Question :

Le port du voile ou d’autres signes religieux dans les
administrations bruxelloises et les pararégionaux qui relèvent
de votre tutelle.

Connaissez-vous le nombre de personnes qui sont aujourd’hui
concernées par cette question et qui porteraient un signe convictionnel ostentatoire ou très visible dans les administrations ou
les pararégionaux de la Région bruxelloise qui relèvent de votre
tutelle ?

Réponses :

  1. Ministre Cécile Jodogne

Aucune personne n’est concernée et ne porte
de signe convictionnel ostentatoire ou très visible au sein du
SIAMU

Pour ce qui concerne HUB, le port de signes convictionnels
ostentatoires est strictement interdit en vertu de l’article 8, alinéa 2
du statut des fonctionnaires :

« Sans préjudice des activités organisées et des opinions
exprimées dans le cadre des lois ou conventions relatives aux
relations sociales dans le secteur public, l’agent, dans ses relations
avec les usagers et ses collègues, respecte strictement le principe
de neutralité en s’abstenant de toute démonstration orale ou
visuelle permettant de présumer d’une quelconque appartenance
politique, philosophique, religieuse ou convictionnelle.

2. Bianca Debaets

En vertu de l’article 8 du statut du SPRB qui
précise que l’agent doit respecter strictement les principes de
neutralité, les membres du personnel sont tenus, quelle que soit
leur fonction, de se présenter de manière strictement neutre.
Il leur est donc interdit de porter sur les lieux de travail tout
signe ostentatoire donnant des indications sur les croyances
religieuses, idéologiques ou philosophiques.
Il n’y a donc aucun membre du personnel qui porte un signe
convictionnel ostentatoire ou très visible dans les locaux du
SPRB.

Tant pour IRISteam que pour le CIRB, une convention
collective de travail (CCT) a été conclue avec les représentants
du personnel et les permanents syndicaux.
Cette CCT mentionne notamment que les collaborateurs
« adoptent une présentation propre et correcte lors des contacts
professionnels avec des clients, partenaires, fournisseurs,…
ou lors d’évènements publics au sein de l’entreprise.
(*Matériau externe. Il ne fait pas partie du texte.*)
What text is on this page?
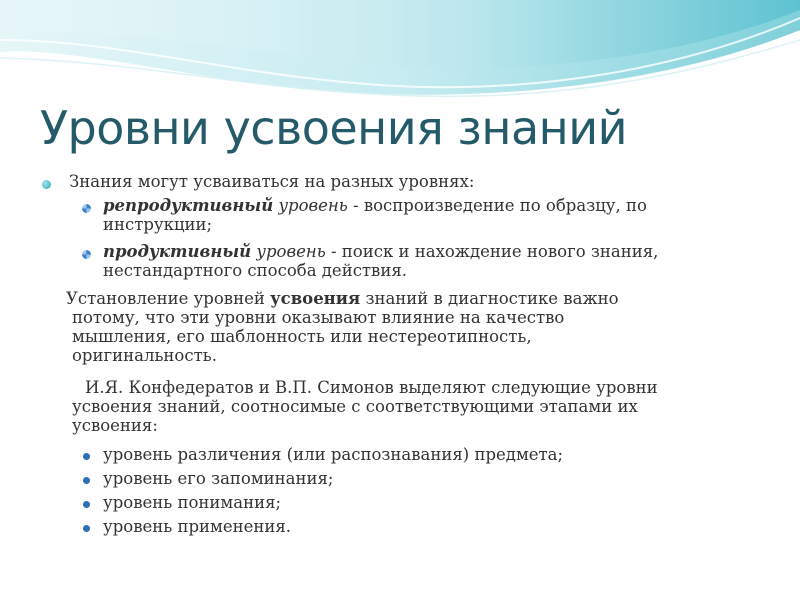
Уровни усвоения знаний
Знания могут усваиваться на разных уровнях:
репродуктивный уровень - воспроизведение по образцу, по
инструкции;
продуктивный уровень - поиск и нахождение нового знания,
нестандартного способа действия.
Установление уровней усвоения знаний в диагностике важно
потому, что эти уровни оказывают влияние на качество
мышления, его шаблонность или нестереотипность,
оригинальность.
И.Я. Конфедератов и В.П. Симонов выделяют следующие уровни
усвоения знаний, соотносимые с соответствующими этапами их
усвоения:
уровень различения (или распознавания) предмета;
уровень его запоминания;
уровень понимания;
уровень применения.
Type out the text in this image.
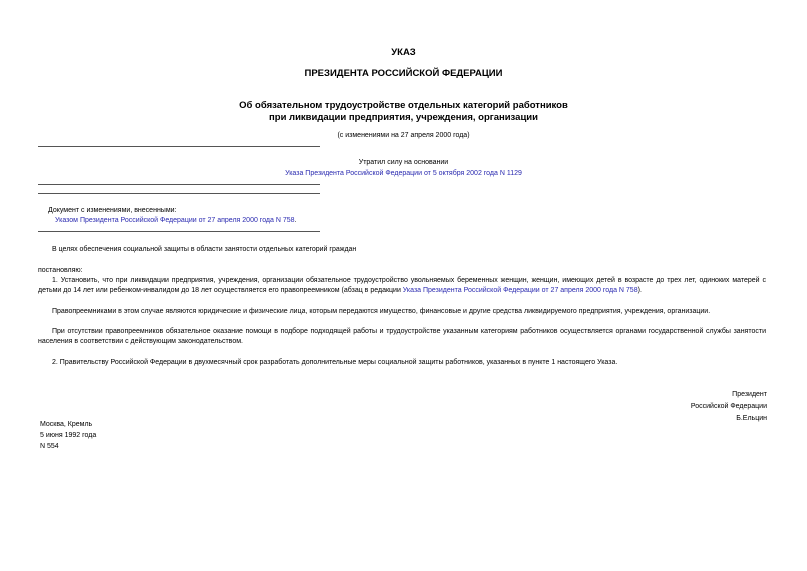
УКАЗ
ПРЕЗИДЕНТА РОССИЙСКОЙ ФЕДЕРАЦИИ
Об обязательном трудоустройстве отдельных категорий работников
при ликвидации предприятия, учреждения, организации
(с изменениями на 27 апреля 2000 года)
Утратил силу на основании
Указа Президента Российской Федерации от 5 октября 2002 года N 1129
Документ с изменениями, внесенными:
Указом Президента Российской Федерации от 27 апреля 2000 года N 758.
В целях обеспечения социальной защиты в области занятости отдельных категорий граждан
постановляю:
1. Установить, что при ликвидации предприятия, учреждения, организации обязательное трудоустройство увольняемых беременных женщин, женщин, имеющих детей в возрасте до трех лет, одиноких матерей с детьми до 14 лет или ребенком-инвалидом до 18 лет осуществляется его правопреемником (абзац в редакции Указа Президента Российской Федерации от 27 апреля 2000 года N 758).
Правопреемниками в этом случае являются юридические и физические лица, которым передаются имущество, финансовые и другие средства ликвидируемого предприятия, учреждения, организации.
При отсутствии правопреемников обязательное оказание помощи в подборе подходящей работы и трудоустройстве указанным категориям работников осуществляется органами государственной службы занятости населения в соответствии с действующим законодательством.
2. Правительству Российской Федерации в двухмесячный срок разработать дополнительные меры социальной защиты работников, указанных в пункте 1 настоящего Указа.
Президент
Российской Федерации
Б.Ельцин
Москва, Кремль
5 июня 1992 года
N 554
En toute
circonstance, la tenue est neutre sur les plans philosophique et
convictionnel. »

3. Fadila Laanan

Il n’existe aucune statistique quant aux convictions
religieuses, que ces convictions soient manifestées ou non par des
signes prétendument « ostentatoires ou très visibles », parce qu’un
tel recensement est interdit par la loi, comme me le confirme Unia.
En effet, l’article 9.1 du règlement (UE) 2016/679 du
Parlement européen et du Conseil du 27 avril 2016 relatif à la
protection des personnes physiques à l’égard du traitement des
données à caractère personnel et à la libre circulation de ces
données, et abrogeant la directive 95/46/CE (règlement général
sur la protection des données) stipule que :
Le traitement des données à caractère personnel qui révèle
l’origine raciale ou ethnique, les opinions politiques, les
convictions religieuses ou philosophiques ou l’appartenance
syndicale, ainsi que le traitement des données génétiques, des
données biométriques aux fins d’identifier une personne physique
de manière unique, des données concernant la santé ou des
données concernant la vie sexuelle ou l’orientation sexuelle d’une
personne physique sont interdits.
Ce règlement est applicable directement dans tous les États
membres de l’Union européenne.
D’autre part, la loi du 30 juillet 2018, relative à la protection
des personnes physiques à l’égard des traitements de données à
caractère personnel, qui transpose le RGPD dans le droit belge,
encadre très strictement les exceptions à l’article susmentionné,
notamment en son article 34.
Les conditions exceptionnelles y prévues ne permettent pas
non plus la tenue de statistiques relatives aux convictions philosophiques ou religieuses des fonctionnaires, que ces convictions
soient manifestées ou non par des signes prétendument « ostentatoires ou très visibles.

4. Céline Fremault

Bruxelles Environnement
Il n’y a à Bruxelles Environnement aucune personne qui
porte un signe convictionnel ostentatoire. En effet, en application
des articles 4 et 6 du règlement de travail de Bruxelles
Environnement et en application de l’article 8 du statut des OIP,
les travailleurs de Bruxelles Environnement s’engagent à traiter
« les usagers de ses services avec bienveillance. Dans la manière
dont il répond aux demandes des usagers ou dont il traite les
dossiers, il respecte strictement les principes de neutralité,
d’égalité de traitement et de respect des lois, règlements et
directives des services publics et le traitement équitable des
citoyens dans toutes situations » (Art.8 du statut administratif
et pécuniaire des agents des organismes d’intérêt public de la
Région Bruxelles-Capitale).

BRUGEL
À ce jour, BRUGEL ne compte aucun collaborateur portant
un signe convictionnel ostentatoire ou très visible.

SBGE
À ce jour, tant au siège social qu’à la station d’épuration,
la Société Bruxelloise de Gestion de l’Eau (SBGE) ne compte
aucun collaborateur portant un signe convictionnel ostentatoire
ou très visible.

Vivaqua
À ce jour, Vivaqua ne compte aucun collaborateur portant un
signe convictionnel ostentatoire ou très visible.

Bruxelles Logement
Cette question n’est pas du ressort de Bruxelles Logement.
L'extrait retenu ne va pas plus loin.